The designer of the Georgia Tech debunching system gave a talk here at Louisville's Logistics and Distribution Institute and had pretty solid quantitative data to explain both the phenomenon of bunching and the improvements in wait time and bus utilization under the new system (a system so fantastically simple it falls into "why didn't I think of that?" territory --- each time a bus reaches a waypoint, instead of waiting there for a fixed amount of time, it waits until the next bus in the queue has traveled halfway to the stop where the current bus is). The main drawback of the system is that it really only works for high-frequency circulators: if you're claiming buses arrive, say, every 3-6 minutes, nobody expects a specific schedule becayuse whenever they go to the bus stop, they can be certain of a bus in short order, while for buses which come by every half hour, people kind of want a schedule so they know when they should be at the bus stop.

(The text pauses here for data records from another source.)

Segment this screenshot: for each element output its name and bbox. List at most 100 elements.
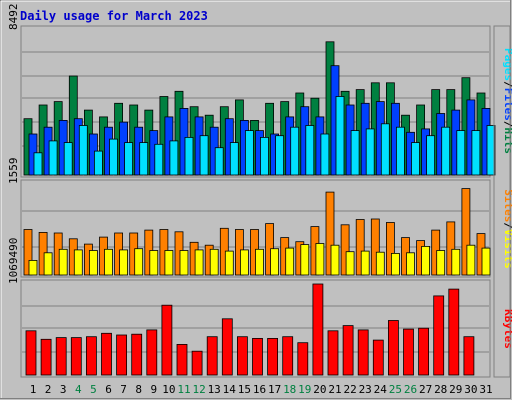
kbytes-bar-day-18 xyxy=(282,336,294,376)
x-label-day-27: 27 xyxy=(419,383,432,396)
x-label-day-19: 19 xyxy=(298,383,311,396)
kbytes-bar-day-3 xyxy=(55,337,67,376)
pages-bar-day-27 xyxy=(426,135,436,176)
x-label-day-28: 28 xyxy=(434,383,447,396)
visits-bar-day-1 xyxy=(28,259,38,276)
x-label-day-17: 17 xyxy=(268,383,281,396)
visits-bar-day-9 xyxy=(149,250,159,276)
x-label-day-11: 11 xyxy=(177,383,190,396)
kbytes-bar-day-5 xyxy=(86,336,97,376)
kbytes-bar-day-19 xyxy=(297,342,309,376)
x-label-day-21: 21 xyxy=(328,383,341,396)
visits-bar-day-23 xyxy=(360,250,370,276)
x-label-day-24: 24 xyxy=(374,383,388,396)
sites-bar-day-21 xyxy=(325,191,335,276)
x-label-day-15: 15 xyxy=(238,383,251,396)
x-label-day-23: 23 xyxy=(359,383,372,396)
pages-bar-day-30 xyxy=(471,130,481,176)
x-label-day-8: 8 xyxy=(135,383,142,396)
visits-bar-day-14 xyxy=(224,250,234,276)
kbytes-bar-day-26 xyxy=(403,328,414,376)
visits-bar-day-26 xyxy=(406,252,415,276)
visits-bar-day-28 xyxy=(436,250,446,276)
visits-bar-day-24 xyxy=(375,251,385,276)
visits-bar-day-17 xyxy=(270,248,280,276)
visits-sites-ymax-label: 1559 xyxy=(7,158,20,185)
pages-bar-day-25 xyxy=(395,126,405,176)
kbytes-bar-day-22 xyxy=(342,325,354,376)
pages-bar-day-9 xyxy=(154,143,164,176)
kbytes-bar-day-12 xyxy=(191,350,203,376)
pages-bar-day-18 xyxy=(290,126,300,176)
kbytes-bar-day-14 xyxy=(221,318,233,376)
visits-bar-day-5 xyxy=(89,250,98,276)
pages-bar-day-20 xyxy=(320,133,330,176)
x-label-day-4: 4 xyxy=(75,383,82,396)
visits-bar-day-7 xyxy=(119,249,128,276)
pages-bar-day-24 xyxy=(380,123,390,176)
sites-bar-day-25 xyxy=(385,222,395,276)
kbytes-bar-day-24 xyxy=(372,339,384,376)
pages-bar-day-23 xyxy=(365,128,375,176)
x-label-day-10: 10 xyxy=(162,383,175,396)
pages-bar-day-3 xyxy=(63,142,73,176)
kbytes-bar-day-7 xyxy=(116,334,127,376)
pages-bar-day-4 xyxy=(78,125,88,176)
x-label-day-30: 30 xyxy=(464,383,477,396)
kbytes-legend: KBytes xyxy=(502,309,512,349)
kbytes-bar-day-6 xyxy=(101,332,112,376)
kbytes-bar-day-23 xyxy=(357,329,369,376)
x-label-day-26: 26 xyxy=(404,383,417,396)
x-label-day-12: 12 xyxy=(192,383,205,396)
kbytes-bar-day-30 xyxy=(463,336,475,376)
pages-bar-day-29 xyxy=(456,130,466,176)
visits-bar-day-10 xyxy=(164,250,174,276)
kbytes-bar-day-4 xyxy=(70,337,82,376)
pages-bar-day-15 xyxy=(244,130,254,176)
visits-bar-day-19 xyxy=(300,244,310,276)
kbytes-bar-day-17 xyxy=(267,337,279,376)
sites-bar-day-30 xyxy=(461,188,471,276)
sites-bar-day-24 xyxy=(370,218,380,276)
visits-sites-chart: 1559 xyxy=(7,158,491,276)
kbytes-bar-day-10 xyxy=(161,304,173,376)
x-label-day-29: 29 xyxy=(449,383,462,396)
kbytes-bar-day-29 xyxy=(448,288,460,376)
visits-bar-day-27 xyxy=(421,245,431,276)
pages-bar-day-10 xyxy=(169,140,179,176)
hits-files-pages-chart: 8492 xyxy=(7,4,496,176)
sites-bar-day-23 xyxy=(355,219,365,276)
visits-bar-day-25 xyxy=(390,252,400,276)
visits-bar-day-12 xyxy=(194,249,204,276)
visits-bar-day-29 xyxy=(451,248,461,276)
x-label-day-3: 3 xyxy=(60,383,67,396)
hits-files-pages-ymax-label: 8492 xyxy=(7,4,20,31)
x-label-day-16: 16 xyxy=(253,383,266,396)
visits-bar-day-30 xyxy=(466,244,476,276)
visits-bar-day-31 xyxy=(481,247,491,276)
pages-bar-day-5 xyxy=(94,150,103,176)
visits-bar-day-21 xyxy=(330,244,340,276)
pages-bar-day-8 xyxy=(139,142,149,176)
x-label-day-7: 7 xyxy=(120,383,127,396)
pages-bar-day-22 xyxy=(350,130,360,176)
pages-bar-day-17 xyxy=(275,135,285,176)
kbytes-bar-day-2 xyxy=(40,338,52,376)
x-label-day-25: 25 xyxy=(389,383,402,396)
x-label-day-22: 22 xyxy=(343,383,356,396)
pages-bar-day-26 xyxy=(411,142,420,176)
kbytes-ymax-label: 1069490 xyxy=(7,238,20,284)
visits-bar-day-22 xyxy=(345,251,355,276)
pages-bar-day-11 xyxy=(184,136,194,176)
kbytes-bar-day-8 xyxy=(131,333,143,376)
kbytes-bar-day-13 xyxy=(206,336,218,376)
x-label-day-6: 6 xyxy=(105,383,112,396)
x-label-day-18: 18 xyxy=(283,383,296,396)
pages-bar-day-6 xyxy=(109,138,118,176)
kbytes-bar-day-20 xyxy=(312,283,324,376)
chart-title: Daily usage for March 2023 xyxy=(20,9,208,23)
visits-bar-day-20 xyxy=(315,243,325,276)
kbytes-bar-day-28 xyxy=(433,295,445,376)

The dynamic-rescheduling plan also has the advantage of automatically rebalancing in response to bringing buses into or out of service.
posted by jackbishop at 12:34 PM on May 21, 2015 [2 favorites]

Do busses who bunch bus ladies who lunch?

That would be the Ladies Who Bus
posted by doiheartwentyone at 1:15 PM on May 21, 2015

if he gets to a stop and the timer says he is 38 seconds ahead of schedule he waits until the timer counts down before leaving again.

Seems to mostly fix this problem.

And you speed when you're behind schedule? I would think that the "behind schedule" problem is a bigger one to fix. It's also what the game shows, there being no button to make a bus go faster.

Related: creating a traffic jam by applying the brakes
posted by cardioid at 2:04 PM on May 21, 2015

What is it that buncheth thus?
Could it be an autobus?
posted by GuyZero at 2:19 PM on May 21, 2015 [5 favorites]

If only there were some complete comprehensive all-inclusive source of information about surface road based mass transit.

What we need is an Omnibus Omnibus.

Fun fun fun on the autobun
Fun fun fun on the autobun
Fun fun fun on the autobun . . .

posted by Herodios at 3:22 PM on May 21, 2015 [3 favorites]

Buses are notoriously social creatures and will often move together in small packs.
posted by bgal81 at 3:30 PM on May 21, 2015 [3 favorites]

So are streetcars. Ugh. The other night I was heading home from my dude's place and watched down the end of the street as four streetcars went past in quick succession. Then I had to wait at the stop for half an hour for the next one.
posted by feckless fecal fear mongering at 3:50 PM on May 21, 2015

I recently read this article about dealing with bus bunching. It doesn't work places where there's a clear inbound and outbound so during rush hour everyone is going the same way, but it seems like a better idea than having buses skip stops or have long layovers for routes that are busy in both directions.
posted by CJF at 6:53 PM on May 21, 2015

A similar thing happens with computers when multiple processes request data at intervals, say with modems uploading data over phone lines. (Hint: Don't blindly sleep() for a fixed interval after a request completes)
posted by RobotVoodooPower at 9:38 PM on May 21, 2015 [1 favorite]

When a bus gets full in San Francisco, the groups of people near the doors can just stand there with the hope and expectation that more space will appear, only giving up after minutes.